亜州大学の朴盛彬(パクソンビン)教授は、この「雇用なき成長」が体感景気の悪さにつながっていると指摘する。
「成長はしているけれども雇用が伴わない。特に20代30代の雇用が落ち込んでいる。雇用の不安定は不安を生み、過度な競争を呼び、若者たちはスペック(資格)積みに余念がない。就職できた勝ち組は潤うが、現実はそうなれない人がほとんどだ。住宅などのさまざまな不安要素と相まって、消費が戻ってこない」
韓国では、青年の苦悩を表す造語が次々と生まれていて、「三放世代」もそのひとつだ。これは、不安定な暮らしを強いられるため、恋愛、結婚、出産の三つを放棄=あきらめなければいけない境遇を嘆いたもの。ある大手企業で働く30代後半のゴールドミス(資金に余裕がある独身女性)が言う。

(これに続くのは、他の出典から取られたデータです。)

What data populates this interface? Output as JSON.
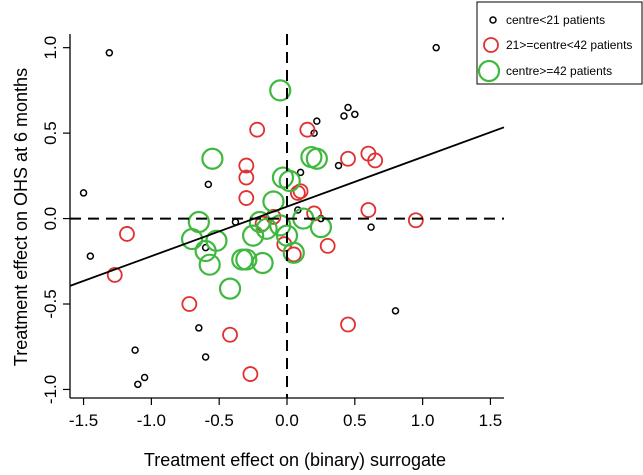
{
  "chart_data": {
    "type": "scatter",
    "title": "",
    "xlabel": "Treatment effect on (binary) surrogate",
    "ylabel": "Treatment effect on OHS at 6 months",
    "xlim": [
      -1.6,
      1.6
    ],
    "ylim": [
      -1.05,
      1.08
    ],
    "x_ticks": [
      -1.5,
      -1.0,
      -0.5,
      0.0,
      0.5,
      1.0,
      1.5
    ],
    "x_tick_labels": [
      "-1.5",
      "-1.0",
      "-0.5",
      "0.0",
      "0.5",
      "1.0",
      "1.5"
    ],
    "y_ticks": [
      -1.0,
      -0.5,
      0.0,
      0.5,
      1.0
    ],
    "y_tick_labels": [
      "-1.0",
      "-0.5",
      "0.0",
      "0.5",
      "1.0"
    ],
    "grid": false,
    "reference_lines": {
      "x": 0,
      "y": 0,
      "style": "dashed"
    },
    "regression_line": {
      "intercept": 0.07,
      "slope": 0.29
    },
    "legend_position": "top-right",
    "series": [
      {
        "name": "centre<21 patients",
        "color": "#000000",
        "marker": "small-circle",
        "points": [
          [
            -1.31,
            0.97
          ],
          [
            -1.5,
            0.15
          ],
          [
            -1.45,
            -0.22
          ],
          [
            -1.12,
            -0.77
          ],
          [
            -1.1,
            -0.97
          ],
          [
            -1.05,
            -0.93
          ],
          [
            -0.65,
            -0.64
          ],
          [
            -0.6,
            -0.81
          ],
          [
            -0.58,
            0.2
          ],
          [
            -0.6,
            -0.17
          ],
          [
            -0.38,
            -0.02
          ],
          [
            0.08,
            0.05
          ],
          [
            0.1,
            0.27
          ],
          [
            0.2,
            0.5
          ],
          [
            0.22,
            0.57
          ],
          [
            0.38,
            0.31
          ],
          [
            0.42,
            0.6
          ],
          [
            0.45,
            0.65
          ],
          [
            0.5,
            0.61
          ],
          [
            0.62,
            -0.05
          ],
          [
            0.8,
            -0.54
          ],
          [
            1.1,
            1.0
          ],
          [
            0.25,
            0.0
          ]
        ]
      },
      {
        "name": "21>=centre<42 patients",
        "color": "#e03030",
        "marker": "medium-circle",
        "points": [
          [
            -1.27,
            -0.33
          ],
          [
            -1.18,
            -0.09
          ],
          [
            -0.72,
            -0.5
          ],
          [
            -0.42,
            -0.68
          ],
          [
            -0.3,
            0.31
          ],
          [
            -0.3,
            0.24
          ],
          [
            -0.3,
            0.12
          ],
          [
            -0.22,
            0.52
          ],
          [
            -0.27,
            -0.91
          ],
          [
            -0.18,
            -0.03
          ],
          [
            -0.1,
            0.01
          ],
          [
            0.08,
            0.15
          ],
          [
            0.1,
            0.16
          ],
          [
            0.15,
            0.52
          ],
          [
            0.2,
            0.03
          ],
          [
            0.05,
            -0.21
          ],
          [
            -0.02,
            -0.15
          ],
          [
            0.3,
            -0.16
          ],
          [
            0.45,
            -0.62
          ],
          [
            0.45,
            0.35
          ],
          [
            0.6,
            0.38
          ],
          [
            0.65,
            0.34
          ],
          [
            0.6,
            0.05
          ],
          [
            0.95,
            -0.01
          ]
        ]
      },
      {
        "name": "centre>=42 patients",
        "color": "#3fb83f",
        "marker": "large-circle",
        "points": [
          [
            -0.05,
            0.75
          ],
          [
            -0.55,
            0.35
          ],
          [
            -0.65,
            -0.02
          ],
          [
            -0.7,
            -0.12
          ],
          [
            -0.6,
            -0.19
          ],
          [
            -0.57,
            -0.27
          ],
          [
            -0.52,
            -0.13
          ],
          [
            -0.42,
            -0.41
          ],
          [
            -0.33,
            -0.24
          ],
          [
            -0.3,
            -0.24
          ],
          [
            -0.25,
            -0.1
          ],
          [
            -0.18,
            -0.26
          ],
          [
            -0.15,
            -0.06
          ],
          [
            -0.1,
            0.1
          ],
          [
            -0.05,
            -0.04
          ],
          [
            -0.03,
            0.24
          ],
          [
            0.02,
            0.22
          ],
          [
            0.05,
            -0.2
          ],
          [
            0.12,
            0.0
          ],
          [
            0.18,
            0.36
          ],
          [
            0.22,
            0.35
          ],
          [
            0.25,
            -0.05
          ],
          [
            -0.2,
            -0.02
          ],
          [
            0.0,
            -0.1
          ]
        ]
      }
    ]
  }
}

「いつ業績が悪くなるか、クビを切られるかと思って気が気でない。結婚したくても、いいと思う相手が非正規社員だと、なかなか結婚に踏み切れない。結婚できないなら、老後のことも考えて貯蓄もしないといけないし……」
離れていく民心に苦しい経済、分裂する社会とさまざまな内憂を抱える朴槿恵(パククネ)大統領だが、外に目を向けても「外患」が広がる。
日本とは就任後一度も首脳会談が開かれていないという異例の事態が続いているし、米国には先の駐韓大使襲撃事件で“借り”を作った格好となった。すでに、米国のミサイル「THAAD」の韓国内配備を巡り、中国からは反対を表明されるなど米中の狭間で苦しい立場に立たされている。
就任3年目は大統領にとって目に見える功績をあげなければならない「勝負の年」といわれる。最近では、内外の膠着した事態を突破するためには「南北会談を行うしかないのではないか」という予想まで飛び出した。
戦後70年、日韓国交正常化50周年の今年、朴大統領は側近に元駐日大使の李丙ギ(イビョンギ)氏を抜擢した。これは日韓関係改善へのシグナルともいわれるが、慰安婦問題などをどう解決していくのか、いずれにしても、難しい舵取りは続く。